Se calano i nati e chiudiamo i punti nascita non andremo lontano: il caso di Termoli (e del Sud)

28 Giugno 2019
di Carlo Mascio
Solo pochi giorni fa sul web circolavano i dati del rapporto annuale dell’Istat relativi alle nascite in Italia: “il declino demografico è dovuto al saldo naturale sempre più negativo per effetto della diminuzione delle nascite e dell’aumento tendenziale dei decessi; secondo i dati provvisori relativi al 2018 sono stati iscritti in anagrafe per nascita oltre 439 mila bambini, quasi 140 mila in meno rispetto al 2008, mentre i cancellati per decesso sono poco più di 633 mila, circa 50mila in più”. Chiarissimo: non si fanno più figli.
I motivi sono diversi: chi ha semplicemente paura di crescere, chi aspetta “il momento giusto” (che non arriverà mai, se si ragiona così), chi è preoccupato (giustamente) di come “mantenere” il figlio o i figli. Tutte ragioni rispettabili ma che hanno una radice comune: si ha sempre meno fiducia del futuro. Si ha paura del futuro.

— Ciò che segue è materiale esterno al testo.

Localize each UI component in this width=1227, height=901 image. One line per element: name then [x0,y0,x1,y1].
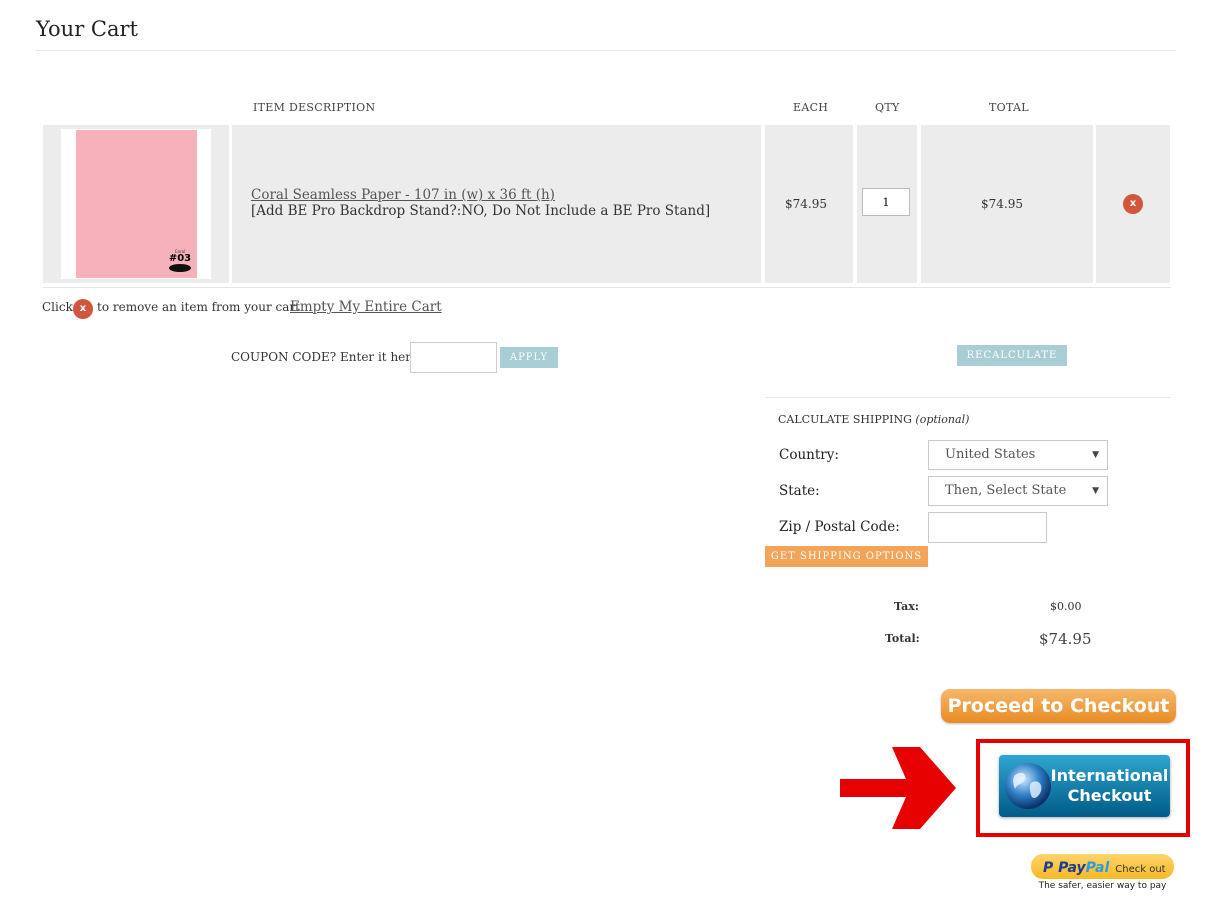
paypal-logo-pal: Pal [1085,860,1110,876]
coupon-label: COUPON CODE? Enter it here: [231,350,423,364]
row-divider [43,287,1171,288]
column-header-total: TOTAL [989,101,1029,114]
quantity-input[interactable] [862,188,910,216]
column-header-description: ITEM DESCRIPTION [253,101,376,114]
red-arrow-icon [840,747,956,829]
paypal-checkout-label: Check out [1115,864,1166,875]
shipping-title-note: (optional) [915,413,970,426]
swatch-number: #03 [168,253,192,264]
page-title: Your Cart [36,17,138,41]
international-checkout-button[interactable]: International Checkout [999,755,1170,817]
tax-label: Tax: [894,600,919,613]
product-swatch-label: Coral #03 [168,249,192,275]
state-label: State: [779,483,820,499]
item-each-price: $74.95 [785,197,827,211]
remove-note-text: to remove an item from your cart [97,300,300,314]
international-checkout-label: International Checkout [1049,766,1170,806]
get-shipping-options-button[interactable]: GET SHIPPING OPTIONS [765,546,928,567]
chevron-down-icon: ▼ [1092,450,1099,460]
empty-cart-link[interactable]: Empty My Entire Cart [290,299,442,315]
column-header-qty: QTY [875,101,900,114]
country-select[interactable]: United States ▼ [928,440,1108,470]
shipping-divider [765,397,1171,398]
shipping-title-text: CALCULATE SHIPPING [778,413,912,426]
globe-icon [1005,763,1051,809]
state-select[interactable]: Then, Select State ▼ [928,476,1108,506]
column-header-each: EACH [793,101,829,114]
title-divider [36,50,1176,51]
coupon-input[interactable] [410,342,497,373]
country-label: Country: [779,447,839,463]
paypal-logo: P PayPal [1043,860,1109,876]
brand-logo-icon [169,264,191,272]
paypal-logo-p-icon: P [1043,860,1059,876]
international-label-line1: International [1050,766,1169,785]
remove-hint-icon: x [73,299,93,319]
paypal-tagline: The safer, easier way to pay [1038,881,1167,891]
recalculate-button[interactable]: RECALCULATE [957,345,1067,366]
proceed-to-checkout-button[interactable]: Proceed to Checkout ► [941,689,1176,751]
shipping-title: CALCULATE SHIPPING (optional) [778,413,969,426]
apply-coupon-button[interactable]: APPLY [500,347,558,368]
total-label: Total: [885,632,920,645]
international-label-line2: Checkout [1067,786,1152,805]
product-name-link[interactable]: Coral Seamless Paper - 107 in (w) x 36 f… [251,187,555,203]
country-select-value: United States [945,447,1036,462]
zip-label: Zip / Postal Code: [779,519,900,535]
tax-value: $0.00 [1050,600,1082,613]
chevron-down-icon: ▼ [1092,486,1099,496]
paypal-logo-pay: Pay [1058,860,1086,876]
item-total-price: $74.95 [981,197,1023,211]
remove-note-prefix: Click [42,300,73,314]
paypal-checkout-button[interactable]: P PayPal Check out [1031,854,1174,879]
product-option-text: [Add BE Pro Backdrop Stand?:NO, Do Not I… [251,203,711,219]
remove-item-icon[interactable]: x [1123,194,1143,214]
state-select-value: Then, Select State [945,483,1067,498]
zip-input[interactable] [928,512,1047,543]
total-value: $74.95 [1039,630,1092,648]
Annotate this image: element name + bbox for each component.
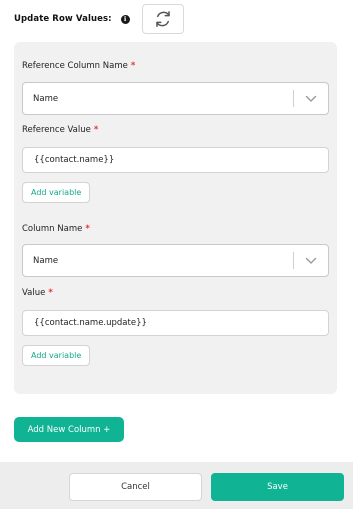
cancel-button[interactable]: Cancel xyxy=(69,473,202,501)
value-input[interactable] xyxy=(22,310,329,336)
column-name-selected-value: Name xyxy=(33,255,59,266)
refresh-icon xyxy=(155,11,170,27)
reference-column-label: Reference Column Name * xyxy=(22,61,135,71)
column-name-label-text: Column Name xyxy=(22,224,83,234)
required-marker: * xyxy=(93,125,99,135)
required-marker: * xyxy=(48,288,53,298)
required-marker: * xyxy=(85,224,90,234)
add-new-column-button[interactable]: Add New Column + xyxy=(14,417,124,442)
add-variable-button[interactable]: Add variable xyxy=(22,182,91,203)
add-variable-button[interactable]: Add variable xyxy=(22,345,91,366)
column-name-label: Column Name * xyxy=(22,224,90,234)
save-button[interactable]: Save xyxy=(211,473,344,501)
footer-bar: Cancel Save xyxy=(0,462,353,509)
reference-column-select[interactable]: Name xyxy=(22,82,329,115)
update-row-header: Update Row Values: i xyxy=(14,4,184,34)
info-icon[interactable]: i xyxy=(120,14,130,24)
required-marker: * xyxy=(130,61,136,71)
chevron-down-icon[interactable] xyxy=(294,245,328,276)
reference-column-label-text: Reference Column Name xyxy=(22,61,128,71)
value-label-text: Value xyxy=(22,288,46,298)
refresh-button[interactable] xyxy=(141,4,184,34)
chevron-down-icon[interactable] xyxy=(294,83,328,114)
section-title: Update Row Values: xyxy=(14,14,112,24)
reference-value-label: Reference Value * xyxy=(22,125,98,135)
value-label: Value * xyxy=(22,288,53,298)
reference-value-input[interactable] xyxy=(22,147,329,173)
column-name-select[interactable]: Name xyxy=(22,244,329,277)
reference-column-selected-value: Name xyxy=(33,93,59,104)
row-values-panel: Reference Column Name * Name Reference Va… xyxy=(14,42,337,394)
reference-value-label-text: Reference Value xyxy=(22,125,91,135)
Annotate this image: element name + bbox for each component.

Ecco perché di fronte a tutto ciò crea un certo sdegno e sconforto la notizia che l’ “arma” che si usa per combattere la denatalità è, per assurdo, la chiusura dei punti nascita. Un controsenso spaventoso. Così come accade a Termoli, cittadina del basso Molise. Il punto nascite dell’Ospedale San Timoteo, riferimento per tantissimi comuni del circondario, chiuderà i battenti fra pochi giorni. Le future mamme dovranno fare molti kilometri in più per poter partorire, correndo tutti i pericoli che una distanza maggiore potrebbe comportare soprattutto per le gravidanze a rischio.
Non solo. Viene da chiedersi se una regione come il Molise, già alle prese con lo spopolamento dei piccoli borghi, veri gioielli mai valorizzati come si doveva, e con il lavoro che non si trova, anche a causa della chiusura di fabbriche che fino a pochi anni fa davano da mangiare a centinaia di famiglie, possa permettersi il “lusso” di chiudere anche il punto nascite più importante della zona.
E’vero: ci verranno a dire che i medici non ci sono e che le nascite non erano tali da permettere di mantenere a regime la struttura, ci verranno a dire che non c’erano le condizioni di sicurezza necessarie, ci verranno a dire che la sanità ha buchi enormi e che quindi bisogna rientrare dal deficit, ci verranno a dire che queste opzioni sono le uniche ragionevoli. Ma alla fine resta una certezza, amarissima: manca del tutto una politica nazionale a favore delle nascite e della famiglia. E’ questa la verità. Se ci fosse, i punti nascita dell’intero Sud (perché il problema è di tutto il mezzogiorno) andrebbero difesi con le unghie e con i denti, perché considerati parte di una politica che mette al centro il futuro. Le politiche funzionano se hanno obiettivi ben chiari: se le azioni sono finalizzate a rientrare dal deficit piuttosto che favorire le nascite e combattere lo spopolamento, è chiaro quale sia la politica retrostante.
Per questo, se la chiusura è frutto di un mero rispetto delle regole, conta ben poco. Le norme sono solo espressione di una volontà politica. Se si vuole favorire la natalità e potenziare i punti nascita, il modo, a tutti i livelli, si può trovare. Ecco perchè il Governo, che più volte si è detto vicino ai bisogni delle famiglie e soprattutto attento al calo delle nascite, ora più che mai deve dimostrare che dalle parole si passi effettivamente ai fatti: gli slogan, dopo un po’, se li porta via il vento. I dati sulle nascite, no. Quelli restano.